Obcecado pelo plano de obter um segundo mandato em 2022, Bolsonaro esquece de exercer em sua plenitude o mandato que obteve em 2018. Em consequência, o país assiste ao surgimento de um fenômeno inédito: a judicialização do Executivo. Acionados, ministros do Supremo se metem nos assuntos mais comezinhos da administração pública, obrigando o governo a fazer por pressão o que se absteve de realizar por opção.
Nas decisões mais recentes, o ministro Marco Aurélio Mello ordenou a realização do censo demográfico do IBGE, que havia sido cancelado; e a ministra Rosa Weber deu prazo de dez dias para que o governo apresente um plano para assegurar o suprimento de sedativos indispensáveis à intubação de pacientes em UTIs. No caso do censo, a liminar foi expedida a pedido do governo do Maranhão. A decisão sobre os anestésicos foi requerida pelo governo da Bahia.
Na última segunda-feira, o plenário da Suprema Corte decidira, por 7 votos a 4, obrigar o governo federal a fixar o valor de uma "renda básica de cidadania" a ser paga a pessoas extremamente pobres a partir de 2022. Prevista numa lei aprovada em 2004, a renda básica não foi regulamentada até hoje. Coube à Defensoria Pública da União acionar o STF. O relator do caso foi Gilmar Mendes.
No final de fevereiro, Rosa Weber determinara ao Ministério da Saúde que liberasse verbas para reativar leitos de UTI para pacientes de covid na Bahia, no Maranhão e em São Paulo. No início de março, estendeu a providência ao Piauí. "Não há nada mais urgente do que o desejo de viver", anotou a magistrada em seu despacho.
Também em fevereiro, Ricardo Lewandowski mandara o governo definir uma ordem de preferência, entre os grupos prioritários, para orientar a vacinação contra a covid. O ministro realçou o óbvio: a sequência de vacinação teria de seguir "critérios técnico-científicos". Deu cinco dias de prazo para a execução da ordem.
O plano nacional de vacinação, divulgado em janeiro também por pressão de Lewandowski, incluía 77,1 milhões de pessoas nos grupos prioritários —de profissionais de saúde a idosos, passando por portadores de doenças crônicas. Mas não havia clareza quanto à posição de cada grupo na fila da vacinação.
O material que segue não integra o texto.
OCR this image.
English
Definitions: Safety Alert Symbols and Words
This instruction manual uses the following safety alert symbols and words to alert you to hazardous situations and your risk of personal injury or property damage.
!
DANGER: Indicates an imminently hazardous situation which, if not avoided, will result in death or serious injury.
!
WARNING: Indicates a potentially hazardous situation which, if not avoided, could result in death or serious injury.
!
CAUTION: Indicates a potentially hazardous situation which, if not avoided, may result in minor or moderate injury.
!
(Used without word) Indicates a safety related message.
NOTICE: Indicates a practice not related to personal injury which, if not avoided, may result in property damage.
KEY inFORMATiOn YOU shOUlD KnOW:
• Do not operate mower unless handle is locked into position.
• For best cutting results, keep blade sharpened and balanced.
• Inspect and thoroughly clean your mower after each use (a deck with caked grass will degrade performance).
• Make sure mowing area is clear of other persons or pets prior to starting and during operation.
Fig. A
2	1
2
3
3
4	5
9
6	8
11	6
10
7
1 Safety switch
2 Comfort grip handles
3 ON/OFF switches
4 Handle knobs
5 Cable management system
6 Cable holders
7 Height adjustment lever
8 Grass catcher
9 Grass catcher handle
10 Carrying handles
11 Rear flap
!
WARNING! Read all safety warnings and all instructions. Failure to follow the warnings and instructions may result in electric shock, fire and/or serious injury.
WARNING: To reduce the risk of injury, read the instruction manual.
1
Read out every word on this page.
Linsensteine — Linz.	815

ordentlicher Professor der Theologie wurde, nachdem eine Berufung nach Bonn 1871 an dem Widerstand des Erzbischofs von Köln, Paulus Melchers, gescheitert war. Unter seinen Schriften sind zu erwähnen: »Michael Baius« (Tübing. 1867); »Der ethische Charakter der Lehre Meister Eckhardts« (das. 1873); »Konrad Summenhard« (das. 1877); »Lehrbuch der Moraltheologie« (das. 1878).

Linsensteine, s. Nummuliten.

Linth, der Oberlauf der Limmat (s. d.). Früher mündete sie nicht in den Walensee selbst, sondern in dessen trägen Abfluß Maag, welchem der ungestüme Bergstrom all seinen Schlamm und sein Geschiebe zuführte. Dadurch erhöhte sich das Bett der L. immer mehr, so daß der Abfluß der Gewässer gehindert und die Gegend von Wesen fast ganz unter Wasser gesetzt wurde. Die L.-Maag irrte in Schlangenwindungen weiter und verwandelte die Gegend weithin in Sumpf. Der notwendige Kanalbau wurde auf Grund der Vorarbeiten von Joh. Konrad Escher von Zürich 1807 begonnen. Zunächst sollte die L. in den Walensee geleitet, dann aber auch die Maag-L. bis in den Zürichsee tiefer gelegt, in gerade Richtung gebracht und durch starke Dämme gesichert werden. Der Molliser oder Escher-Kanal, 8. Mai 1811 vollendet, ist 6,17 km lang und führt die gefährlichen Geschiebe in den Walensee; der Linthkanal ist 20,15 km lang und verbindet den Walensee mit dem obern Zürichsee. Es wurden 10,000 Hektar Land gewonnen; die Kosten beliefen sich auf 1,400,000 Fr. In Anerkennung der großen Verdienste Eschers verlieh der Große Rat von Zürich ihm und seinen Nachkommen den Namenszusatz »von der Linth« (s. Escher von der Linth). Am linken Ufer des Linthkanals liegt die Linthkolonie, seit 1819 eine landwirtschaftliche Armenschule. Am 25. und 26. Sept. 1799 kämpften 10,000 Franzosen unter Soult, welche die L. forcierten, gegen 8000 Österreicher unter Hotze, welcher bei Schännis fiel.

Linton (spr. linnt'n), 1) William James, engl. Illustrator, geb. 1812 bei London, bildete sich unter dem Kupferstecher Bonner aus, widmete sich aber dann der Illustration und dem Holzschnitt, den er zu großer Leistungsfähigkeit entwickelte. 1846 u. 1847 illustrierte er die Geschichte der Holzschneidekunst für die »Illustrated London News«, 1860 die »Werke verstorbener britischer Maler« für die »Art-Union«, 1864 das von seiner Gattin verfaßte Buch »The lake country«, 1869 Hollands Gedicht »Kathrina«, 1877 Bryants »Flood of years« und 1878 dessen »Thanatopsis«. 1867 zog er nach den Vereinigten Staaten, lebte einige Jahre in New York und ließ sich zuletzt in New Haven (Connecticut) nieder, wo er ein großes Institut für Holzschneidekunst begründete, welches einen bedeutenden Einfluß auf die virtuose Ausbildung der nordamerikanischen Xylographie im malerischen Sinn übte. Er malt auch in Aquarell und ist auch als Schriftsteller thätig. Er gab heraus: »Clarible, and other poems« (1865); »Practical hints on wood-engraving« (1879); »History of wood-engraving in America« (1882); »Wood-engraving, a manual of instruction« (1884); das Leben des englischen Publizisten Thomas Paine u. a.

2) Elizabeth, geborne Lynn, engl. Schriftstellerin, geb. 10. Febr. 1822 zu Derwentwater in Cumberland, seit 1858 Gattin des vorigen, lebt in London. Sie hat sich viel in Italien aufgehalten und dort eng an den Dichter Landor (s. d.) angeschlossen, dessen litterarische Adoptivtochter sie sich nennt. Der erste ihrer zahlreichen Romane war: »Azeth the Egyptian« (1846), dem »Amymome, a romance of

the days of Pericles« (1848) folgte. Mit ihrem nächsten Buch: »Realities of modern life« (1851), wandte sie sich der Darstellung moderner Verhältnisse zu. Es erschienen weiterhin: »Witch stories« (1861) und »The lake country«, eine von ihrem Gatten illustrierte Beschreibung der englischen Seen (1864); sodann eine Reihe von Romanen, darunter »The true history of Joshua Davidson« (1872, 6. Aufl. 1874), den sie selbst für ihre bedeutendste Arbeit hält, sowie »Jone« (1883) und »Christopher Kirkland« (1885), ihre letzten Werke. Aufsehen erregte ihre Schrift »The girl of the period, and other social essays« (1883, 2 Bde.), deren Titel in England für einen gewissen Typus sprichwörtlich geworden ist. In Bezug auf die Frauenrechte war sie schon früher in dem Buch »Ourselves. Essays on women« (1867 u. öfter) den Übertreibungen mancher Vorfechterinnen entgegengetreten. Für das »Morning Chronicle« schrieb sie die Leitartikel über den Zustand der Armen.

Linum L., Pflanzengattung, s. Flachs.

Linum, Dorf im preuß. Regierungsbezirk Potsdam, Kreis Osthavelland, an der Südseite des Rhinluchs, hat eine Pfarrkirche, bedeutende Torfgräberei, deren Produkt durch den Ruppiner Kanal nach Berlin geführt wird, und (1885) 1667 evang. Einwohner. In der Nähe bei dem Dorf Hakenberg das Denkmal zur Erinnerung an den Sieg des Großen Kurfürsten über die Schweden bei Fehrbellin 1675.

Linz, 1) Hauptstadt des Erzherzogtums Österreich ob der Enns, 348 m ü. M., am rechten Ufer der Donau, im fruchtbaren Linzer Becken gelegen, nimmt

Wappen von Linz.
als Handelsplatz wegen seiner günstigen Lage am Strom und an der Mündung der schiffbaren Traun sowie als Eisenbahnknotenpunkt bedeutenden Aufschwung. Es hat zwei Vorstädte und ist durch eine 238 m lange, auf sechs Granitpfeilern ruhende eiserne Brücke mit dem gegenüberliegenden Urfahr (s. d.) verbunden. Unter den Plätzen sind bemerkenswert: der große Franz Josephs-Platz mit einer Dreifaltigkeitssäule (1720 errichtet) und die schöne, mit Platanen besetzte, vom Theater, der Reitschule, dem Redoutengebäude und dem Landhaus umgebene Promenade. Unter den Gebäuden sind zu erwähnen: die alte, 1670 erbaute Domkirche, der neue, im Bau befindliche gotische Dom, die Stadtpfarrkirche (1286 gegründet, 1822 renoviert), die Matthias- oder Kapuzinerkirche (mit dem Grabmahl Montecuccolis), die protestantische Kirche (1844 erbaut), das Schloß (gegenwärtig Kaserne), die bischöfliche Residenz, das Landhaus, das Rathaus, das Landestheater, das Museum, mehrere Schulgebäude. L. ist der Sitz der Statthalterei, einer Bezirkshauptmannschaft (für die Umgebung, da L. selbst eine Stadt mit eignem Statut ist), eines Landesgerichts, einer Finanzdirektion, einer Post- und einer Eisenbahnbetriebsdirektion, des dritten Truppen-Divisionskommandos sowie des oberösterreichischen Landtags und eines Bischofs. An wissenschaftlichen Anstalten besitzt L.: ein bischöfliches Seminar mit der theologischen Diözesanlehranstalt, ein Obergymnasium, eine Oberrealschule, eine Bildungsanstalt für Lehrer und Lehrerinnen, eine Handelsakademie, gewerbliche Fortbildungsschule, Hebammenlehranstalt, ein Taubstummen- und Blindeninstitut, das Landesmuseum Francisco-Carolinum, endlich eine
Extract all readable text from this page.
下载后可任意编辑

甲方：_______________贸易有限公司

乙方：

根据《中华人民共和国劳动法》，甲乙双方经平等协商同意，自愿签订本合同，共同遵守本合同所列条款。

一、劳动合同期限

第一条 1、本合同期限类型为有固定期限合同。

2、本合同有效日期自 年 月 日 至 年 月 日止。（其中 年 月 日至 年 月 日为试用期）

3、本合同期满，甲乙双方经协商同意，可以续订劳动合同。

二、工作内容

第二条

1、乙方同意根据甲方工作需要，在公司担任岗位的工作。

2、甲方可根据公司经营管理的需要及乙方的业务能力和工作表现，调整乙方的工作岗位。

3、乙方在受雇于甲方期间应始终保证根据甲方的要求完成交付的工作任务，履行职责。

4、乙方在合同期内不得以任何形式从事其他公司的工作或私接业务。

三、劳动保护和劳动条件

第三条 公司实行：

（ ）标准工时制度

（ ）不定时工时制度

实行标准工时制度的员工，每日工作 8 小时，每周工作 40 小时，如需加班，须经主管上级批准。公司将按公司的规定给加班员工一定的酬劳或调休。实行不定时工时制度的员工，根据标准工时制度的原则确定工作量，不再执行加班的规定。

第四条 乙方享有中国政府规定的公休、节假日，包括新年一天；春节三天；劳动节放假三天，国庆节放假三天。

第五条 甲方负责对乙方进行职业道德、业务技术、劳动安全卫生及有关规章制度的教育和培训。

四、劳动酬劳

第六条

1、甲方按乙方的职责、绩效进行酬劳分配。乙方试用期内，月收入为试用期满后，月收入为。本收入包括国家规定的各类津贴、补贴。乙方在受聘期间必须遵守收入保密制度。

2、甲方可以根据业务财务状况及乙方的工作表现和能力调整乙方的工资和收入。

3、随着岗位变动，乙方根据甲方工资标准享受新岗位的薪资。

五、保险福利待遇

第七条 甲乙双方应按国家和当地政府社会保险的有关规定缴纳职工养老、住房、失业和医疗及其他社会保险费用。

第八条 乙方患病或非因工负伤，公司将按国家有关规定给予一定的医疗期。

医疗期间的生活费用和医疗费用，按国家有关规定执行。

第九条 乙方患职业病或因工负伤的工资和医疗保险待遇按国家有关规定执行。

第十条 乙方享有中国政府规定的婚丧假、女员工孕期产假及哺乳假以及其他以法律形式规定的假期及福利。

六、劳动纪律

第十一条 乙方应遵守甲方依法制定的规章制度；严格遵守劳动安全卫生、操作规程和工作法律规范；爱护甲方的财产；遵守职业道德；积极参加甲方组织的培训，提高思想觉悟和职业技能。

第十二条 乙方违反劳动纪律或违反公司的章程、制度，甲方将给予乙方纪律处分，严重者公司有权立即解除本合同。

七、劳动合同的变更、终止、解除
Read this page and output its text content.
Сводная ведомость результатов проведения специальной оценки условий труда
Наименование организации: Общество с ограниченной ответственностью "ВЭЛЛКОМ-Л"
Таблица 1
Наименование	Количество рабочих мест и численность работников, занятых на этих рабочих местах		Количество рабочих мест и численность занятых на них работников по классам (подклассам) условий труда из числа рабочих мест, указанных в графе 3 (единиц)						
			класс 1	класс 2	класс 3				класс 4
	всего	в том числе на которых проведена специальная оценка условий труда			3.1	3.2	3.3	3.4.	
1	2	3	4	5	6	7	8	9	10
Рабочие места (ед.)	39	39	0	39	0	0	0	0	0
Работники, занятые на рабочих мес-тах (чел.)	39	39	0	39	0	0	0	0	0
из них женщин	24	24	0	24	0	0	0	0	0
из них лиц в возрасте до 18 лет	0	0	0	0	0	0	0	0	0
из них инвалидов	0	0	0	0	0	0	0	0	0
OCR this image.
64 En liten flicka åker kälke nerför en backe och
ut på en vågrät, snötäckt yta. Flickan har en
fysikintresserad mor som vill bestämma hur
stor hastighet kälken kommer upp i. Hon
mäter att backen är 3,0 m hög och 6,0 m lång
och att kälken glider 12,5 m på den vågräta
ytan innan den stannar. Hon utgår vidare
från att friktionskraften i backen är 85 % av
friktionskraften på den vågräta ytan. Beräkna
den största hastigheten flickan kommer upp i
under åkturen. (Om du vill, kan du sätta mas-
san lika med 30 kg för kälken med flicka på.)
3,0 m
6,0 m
Graças à pregação de Bolsonaro contra a obrigatoriedade da vacina, o Supremo interveio para decidir, em julgamento realizado no plenário, que o Estado pode, sim, nas suas diferentes esferas, adotar providências para tornar compulsória a vacinação. Coisas como, por exemplo, proibir a matrícula de não vacinados em escolas públicas.
Há pouco mais de um mês, o ministro Luís Roberto Barroso homologou parcialmente o Plano Geral de Enfrentamento à Covid para Povos Indígenas apresentado pelo governo por determinação do Supremo. Autor da ordem que levou à elaboração do plano, Barroso disse que suas determinações não foram integralmente cumpridas. Identificou um quadro de "profunda desarticulação" nos órgãos que deveriam zelar pela integridade dos povos indígenas.
No total, foram apresentadas ao Supremo quatro versões do plano. Envolve questões básicas, tais como acesso à água potável e saneamento, com o objetivo de atenuar os efeitos da pandemia. Coube a Barroso determinar ainda a vacinação prioritária dos povos indígenas de terras não homologadas e urbanos sem acesso ao SUS, em condições de igualdade com os demais povos indígenas.
O surto de intromissão do Judiciário no Executivo é absolutamente inusual. Decorre mais da ineficácia negacionista do governo do que do ativismo do Supremo. É como se Bolsonaro ignorasse os mais triviais princípios da política. Quem só ambiciona o poder futuro erra o alvo. Quem não ambiciona o exercício do poder presente em sua plenitude vira o alvo. Aos pouquinhos, Bolsonaro vai transformando o Executivo numa espécie de puxadinho do prédio do Supremo.